Related Blog Posts and Publications


In the Media


How did I get from Joseph Addison to James Montgomery?

After spending the best part of five years reading political periodicals written in and around early 18th-century London I had become more than a little aware that one thing that all of these papers shared, regardless of their partisan persuasion, was a smugly metropolitan perspective.  The good voting citizen is defined in these papers, almost universally,  in contrast to a pejorative imagining of the provincial North. So, naturally, upon completing my PhD (in Sheffield, whilst working in York) I had one burning question: How do these partisan papers work in the North?

This question has led me to the extraordinary life and writing of James Montgomery…

The Extraordinary Life and Writing of James Montgomery

As the life-size bronze statue standing outside Sheffield Cathedral can attest, James Montgomery – poet, hymn-writer, statesman, journalist, slavery abolitionist and namesake of Montgomery Theatre, Montgomery Road and the one-time Montgomery Tavern – is an undisputed Sheffield legend.

Montgomery Monument

James Montgomery Monument, currently located beside Sheffield Cathedral.

Montgomery’s long life saw him edit the Sheffield Iris newspaper and become the nation’s most prolific hymn-writer, as well as a respected poet and man of letters. He went on to become one of Britain’s most vocal anti-slavery abolitionists, a pioneering philanthropist and a champion of both non-conformist religion and education for all. The life of Montgomery has, historically, been easily divisible into four distinct acts, creating the impression that Montgomery was a very different man at the beginning and end of his career.

Young Montgomery

Portrait of the young James Montgomery.

First, his time as editor of the Sheffield Iris sees him as the hot-headed angry young man all too keen to consort with known radicals and stir up descent. Then, his two stints in jail on dubious charges of ‘sedition’ see him cast as the unfairly prosecuted man of letter and repentant radical (an impression crystallised in his own self-published prison poetry: Prison Amusements, 1797).
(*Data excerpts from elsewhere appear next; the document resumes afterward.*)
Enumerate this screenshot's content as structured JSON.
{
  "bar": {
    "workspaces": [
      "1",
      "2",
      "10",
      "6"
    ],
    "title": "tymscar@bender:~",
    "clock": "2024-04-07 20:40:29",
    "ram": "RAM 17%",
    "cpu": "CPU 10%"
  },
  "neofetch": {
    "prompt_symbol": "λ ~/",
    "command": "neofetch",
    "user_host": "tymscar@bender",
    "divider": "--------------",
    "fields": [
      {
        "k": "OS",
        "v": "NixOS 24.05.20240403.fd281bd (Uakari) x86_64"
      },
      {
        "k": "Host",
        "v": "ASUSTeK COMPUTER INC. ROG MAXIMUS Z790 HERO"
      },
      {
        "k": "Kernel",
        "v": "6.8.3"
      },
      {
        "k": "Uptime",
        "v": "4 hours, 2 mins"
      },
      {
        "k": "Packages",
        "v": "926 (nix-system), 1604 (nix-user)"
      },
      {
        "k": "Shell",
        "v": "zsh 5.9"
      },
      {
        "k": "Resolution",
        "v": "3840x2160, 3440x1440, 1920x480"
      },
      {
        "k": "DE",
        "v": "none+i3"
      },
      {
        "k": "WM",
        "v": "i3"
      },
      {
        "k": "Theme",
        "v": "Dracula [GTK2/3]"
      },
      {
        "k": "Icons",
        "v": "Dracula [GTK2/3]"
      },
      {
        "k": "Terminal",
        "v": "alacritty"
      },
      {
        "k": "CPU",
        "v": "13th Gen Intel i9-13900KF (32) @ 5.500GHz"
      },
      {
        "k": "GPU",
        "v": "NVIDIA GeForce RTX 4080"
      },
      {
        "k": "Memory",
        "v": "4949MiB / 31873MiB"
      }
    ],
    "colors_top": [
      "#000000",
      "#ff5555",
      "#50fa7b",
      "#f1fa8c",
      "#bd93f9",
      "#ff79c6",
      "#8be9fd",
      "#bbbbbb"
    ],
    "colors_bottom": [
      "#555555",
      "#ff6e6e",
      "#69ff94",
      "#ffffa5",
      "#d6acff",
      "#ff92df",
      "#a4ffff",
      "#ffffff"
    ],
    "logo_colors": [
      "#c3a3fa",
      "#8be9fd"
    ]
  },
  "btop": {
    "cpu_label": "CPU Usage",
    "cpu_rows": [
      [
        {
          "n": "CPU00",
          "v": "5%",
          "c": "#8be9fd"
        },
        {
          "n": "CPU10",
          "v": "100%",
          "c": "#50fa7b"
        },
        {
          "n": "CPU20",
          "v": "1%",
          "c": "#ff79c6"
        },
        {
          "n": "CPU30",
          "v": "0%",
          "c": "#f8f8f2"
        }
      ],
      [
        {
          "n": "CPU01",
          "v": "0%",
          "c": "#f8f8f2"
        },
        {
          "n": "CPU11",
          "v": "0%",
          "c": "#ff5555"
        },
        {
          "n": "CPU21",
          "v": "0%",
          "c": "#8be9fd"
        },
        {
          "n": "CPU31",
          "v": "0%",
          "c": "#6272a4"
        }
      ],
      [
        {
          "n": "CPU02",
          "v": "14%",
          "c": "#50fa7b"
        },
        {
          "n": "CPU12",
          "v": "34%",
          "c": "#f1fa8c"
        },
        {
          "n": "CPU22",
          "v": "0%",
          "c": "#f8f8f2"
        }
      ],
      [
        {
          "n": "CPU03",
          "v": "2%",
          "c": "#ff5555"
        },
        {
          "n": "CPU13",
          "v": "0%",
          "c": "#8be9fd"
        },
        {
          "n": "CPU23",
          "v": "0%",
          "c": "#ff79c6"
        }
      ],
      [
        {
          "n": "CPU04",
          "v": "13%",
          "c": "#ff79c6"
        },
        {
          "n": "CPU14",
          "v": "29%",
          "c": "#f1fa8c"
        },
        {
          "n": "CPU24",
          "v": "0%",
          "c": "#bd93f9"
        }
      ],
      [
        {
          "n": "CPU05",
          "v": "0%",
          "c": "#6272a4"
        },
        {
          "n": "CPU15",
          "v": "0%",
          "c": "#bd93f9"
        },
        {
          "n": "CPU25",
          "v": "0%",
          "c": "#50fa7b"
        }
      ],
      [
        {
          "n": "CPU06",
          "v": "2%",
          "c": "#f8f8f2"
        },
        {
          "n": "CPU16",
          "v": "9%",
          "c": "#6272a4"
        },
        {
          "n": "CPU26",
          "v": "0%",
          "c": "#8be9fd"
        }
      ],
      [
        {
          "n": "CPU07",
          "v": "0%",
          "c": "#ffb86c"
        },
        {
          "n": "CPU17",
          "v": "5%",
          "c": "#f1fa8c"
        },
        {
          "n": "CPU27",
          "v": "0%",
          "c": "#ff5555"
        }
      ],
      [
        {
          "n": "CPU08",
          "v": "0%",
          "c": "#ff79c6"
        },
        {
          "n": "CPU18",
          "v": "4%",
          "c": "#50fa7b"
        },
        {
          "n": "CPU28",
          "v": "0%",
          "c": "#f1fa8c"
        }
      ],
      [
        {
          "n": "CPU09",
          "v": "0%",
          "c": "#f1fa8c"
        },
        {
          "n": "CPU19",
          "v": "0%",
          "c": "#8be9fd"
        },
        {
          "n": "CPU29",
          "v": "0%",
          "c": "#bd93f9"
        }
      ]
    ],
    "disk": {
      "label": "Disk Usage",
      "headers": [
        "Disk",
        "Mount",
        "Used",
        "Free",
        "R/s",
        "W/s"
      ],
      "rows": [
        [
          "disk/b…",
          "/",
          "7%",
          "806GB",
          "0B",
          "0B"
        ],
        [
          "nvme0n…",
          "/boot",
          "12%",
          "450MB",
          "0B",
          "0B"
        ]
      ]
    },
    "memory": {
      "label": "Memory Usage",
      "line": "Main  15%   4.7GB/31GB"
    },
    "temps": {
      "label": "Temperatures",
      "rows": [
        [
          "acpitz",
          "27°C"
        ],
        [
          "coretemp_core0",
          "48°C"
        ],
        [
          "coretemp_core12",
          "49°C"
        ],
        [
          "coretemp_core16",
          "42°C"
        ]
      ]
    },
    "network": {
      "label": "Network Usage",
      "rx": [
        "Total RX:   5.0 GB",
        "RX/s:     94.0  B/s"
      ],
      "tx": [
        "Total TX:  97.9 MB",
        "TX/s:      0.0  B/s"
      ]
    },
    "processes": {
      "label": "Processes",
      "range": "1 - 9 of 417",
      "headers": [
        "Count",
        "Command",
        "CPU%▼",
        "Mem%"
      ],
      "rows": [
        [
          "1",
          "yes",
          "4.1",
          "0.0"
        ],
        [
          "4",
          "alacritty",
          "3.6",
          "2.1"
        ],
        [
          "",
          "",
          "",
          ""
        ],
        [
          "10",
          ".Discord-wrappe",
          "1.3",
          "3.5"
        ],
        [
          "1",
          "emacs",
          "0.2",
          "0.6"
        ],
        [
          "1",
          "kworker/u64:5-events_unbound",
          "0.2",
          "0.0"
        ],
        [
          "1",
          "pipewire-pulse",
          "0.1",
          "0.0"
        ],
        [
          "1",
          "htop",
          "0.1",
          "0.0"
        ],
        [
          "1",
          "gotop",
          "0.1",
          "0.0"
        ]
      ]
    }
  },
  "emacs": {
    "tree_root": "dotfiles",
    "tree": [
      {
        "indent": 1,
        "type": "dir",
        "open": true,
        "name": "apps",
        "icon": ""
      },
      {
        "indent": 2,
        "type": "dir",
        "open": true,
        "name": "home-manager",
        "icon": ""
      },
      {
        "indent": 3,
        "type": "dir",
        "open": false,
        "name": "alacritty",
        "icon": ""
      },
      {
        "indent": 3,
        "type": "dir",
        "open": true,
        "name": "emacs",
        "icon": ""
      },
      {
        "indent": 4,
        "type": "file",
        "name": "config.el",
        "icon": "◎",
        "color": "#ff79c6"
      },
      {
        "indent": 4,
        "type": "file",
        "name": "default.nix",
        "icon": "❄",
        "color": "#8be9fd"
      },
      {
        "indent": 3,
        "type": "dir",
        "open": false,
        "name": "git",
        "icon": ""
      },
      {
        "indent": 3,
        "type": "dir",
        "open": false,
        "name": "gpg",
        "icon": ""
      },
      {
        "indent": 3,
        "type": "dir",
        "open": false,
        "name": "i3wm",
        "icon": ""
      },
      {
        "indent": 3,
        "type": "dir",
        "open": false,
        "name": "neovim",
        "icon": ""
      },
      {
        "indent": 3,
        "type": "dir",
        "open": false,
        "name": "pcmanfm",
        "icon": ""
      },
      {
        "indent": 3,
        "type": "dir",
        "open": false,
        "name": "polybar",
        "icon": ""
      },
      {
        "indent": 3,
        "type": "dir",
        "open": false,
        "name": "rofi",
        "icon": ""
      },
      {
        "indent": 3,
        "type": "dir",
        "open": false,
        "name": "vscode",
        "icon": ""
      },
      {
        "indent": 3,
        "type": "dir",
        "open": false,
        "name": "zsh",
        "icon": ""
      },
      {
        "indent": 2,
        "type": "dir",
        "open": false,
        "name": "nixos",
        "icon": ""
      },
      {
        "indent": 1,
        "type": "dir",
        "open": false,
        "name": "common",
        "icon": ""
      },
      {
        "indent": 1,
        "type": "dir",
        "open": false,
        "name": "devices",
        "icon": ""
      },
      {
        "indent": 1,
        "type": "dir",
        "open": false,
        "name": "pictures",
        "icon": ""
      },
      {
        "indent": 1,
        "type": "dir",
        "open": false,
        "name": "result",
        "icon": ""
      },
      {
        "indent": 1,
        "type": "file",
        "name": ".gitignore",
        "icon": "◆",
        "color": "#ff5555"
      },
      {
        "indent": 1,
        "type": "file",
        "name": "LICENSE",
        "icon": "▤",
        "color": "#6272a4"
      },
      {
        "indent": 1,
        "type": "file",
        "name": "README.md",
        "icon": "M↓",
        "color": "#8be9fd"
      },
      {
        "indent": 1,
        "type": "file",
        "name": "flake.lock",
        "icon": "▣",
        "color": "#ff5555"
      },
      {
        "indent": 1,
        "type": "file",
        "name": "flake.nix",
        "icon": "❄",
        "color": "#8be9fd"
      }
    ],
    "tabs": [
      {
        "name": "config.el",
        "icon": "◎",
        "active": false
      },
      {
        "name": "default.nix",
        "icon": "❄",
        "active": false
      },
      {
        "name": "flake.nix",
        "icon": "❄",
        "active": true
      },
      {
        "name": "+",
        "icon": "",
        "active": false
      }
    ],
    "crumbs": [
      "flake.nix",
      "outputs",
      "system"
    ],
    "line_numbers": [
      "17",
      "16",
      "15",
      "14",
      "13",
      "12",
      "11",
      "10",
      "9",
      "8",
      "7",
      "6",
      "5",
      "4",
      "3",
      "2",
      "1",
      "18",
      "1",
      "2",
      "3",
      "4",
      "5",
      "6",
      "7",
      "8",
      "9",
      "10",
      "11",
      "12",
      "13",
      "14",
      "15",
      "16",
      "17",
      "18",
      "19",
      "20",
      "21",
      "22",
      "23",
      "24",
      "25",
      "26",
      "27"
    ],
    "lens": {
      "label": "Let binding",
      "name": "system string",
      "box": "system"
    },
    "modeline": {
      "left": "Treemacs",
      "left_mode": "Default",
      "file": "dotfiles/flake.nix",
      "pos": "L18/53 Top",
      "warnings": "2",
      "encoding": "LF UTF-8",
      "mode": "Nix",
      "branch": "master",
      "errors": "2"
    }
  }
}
This is followed by his apparent withdrawal from popular political debate and journalism to instead focus on religious writing, becoming known instead as the nation’s most prolific hymn-writer for the best part of two decades.

Finally, he ends his life as the great philanthropist and champion of causes remembered by the city today.

Where once he was a counter-cultural figure, seen as rallying against both the local and national political elite, by the time of his death he was accepted by the establishment; himself now a symbol of the progressive potential of politics.

Old Montgomery

Portrait of the older James Montgomery.

Much of this narrative is captured in the composite biography composed by his friends and published within a year of his death: John Holland and James Everett’s, Memoirs of the Life of James Montgomery (1855). Montgomery easily walks the pages of this memoir like the saint of his own hagiography, always steadfast in his convictions and ever keen to challenge the powers that be and preserve the welfare of those without. There is a greater emphasis in the volume on the writing of Montgomery’s later career, his imprisonment for sedition functioning as a thematic rebirth, purging his public persona of the charges of radicalism that had dogged his early career.

However, there is an abundance of material in both Sheffield Archives and the University of Sheffield Special Collections which serve to complicate this story of Montgomery’s life, proving that there are a series of strong continuities between the work and ambitions of both the young and old James Montgomery.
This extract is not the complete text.